ÖGB fordert erneut weiteres Konjunkturpaket

Der Gewerkschaftsbund (ÖGB) drängte indes erneut auf ein weiteres Konjunkturpaket. „Wann wenn nicht jetzt wäre der richtige Zeitpunkt, das zu tun?“, sagte ÖGB-Präsident Wolfgang Katzian am Montag im Ö1-Morgenjournal. Auf einen genauen Betrag für die Konjunkturspritze wollte sich Katzian nicht festlegen.

Im September hatte er ein Konjunkturpaket in Höhe von „einigen Milliarden“ gefordert. Neben der von der Regierung bereits umgesetzten Mehrwertsteuersenkung und der Investitionsprämie sieht der ÖGB-Chef Bedarf für zusätzliche Investitionen vor allem im Bereich der Gemeinden, im öffentlichen Verkehr, bei Digitalisierung und Bildung, Wohnen sowie Umwelt- und Energiepolitik. Auch mehr Mittel im Sozialbereich, etwa bei der Pflege, wären notwendig. Bei den Arbeitsmarkt- und Konjunkturmaßnahmen der Regierung gebe es „noch Luft nach oben“, so Katzian.

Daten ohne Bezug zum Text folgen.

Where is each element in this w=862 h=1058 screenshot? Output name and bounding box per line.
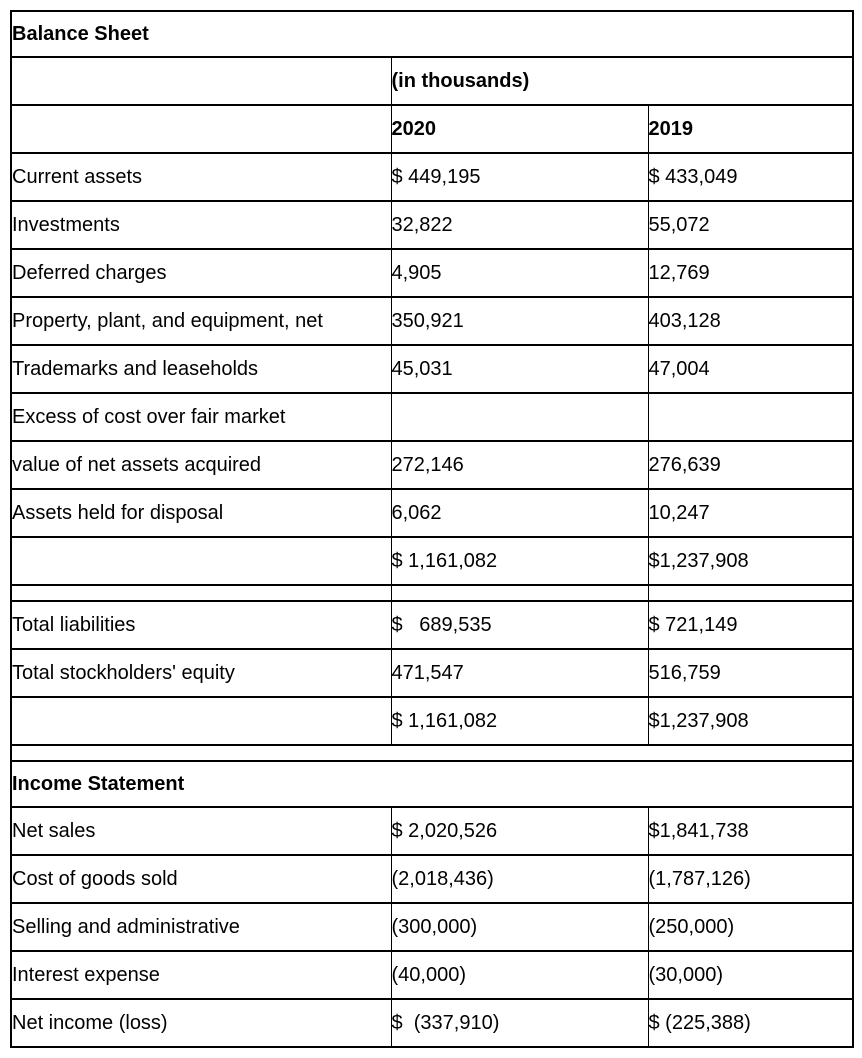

Ende September waren knapp 409.000 Arbeitslose und Schulungsteilnehmer beim Arbeitsmarktservice (AMS) gemeldet, ein Plus von 22 Prozent gegenüber dem Vorjahresmonat. Dem standen rund 67.000 sofort verfügbare offene Stellen gegenüber. „Es gibt einfach zu wenig Arbeit“, sagte der ÖGB-Chef im Radiointerview.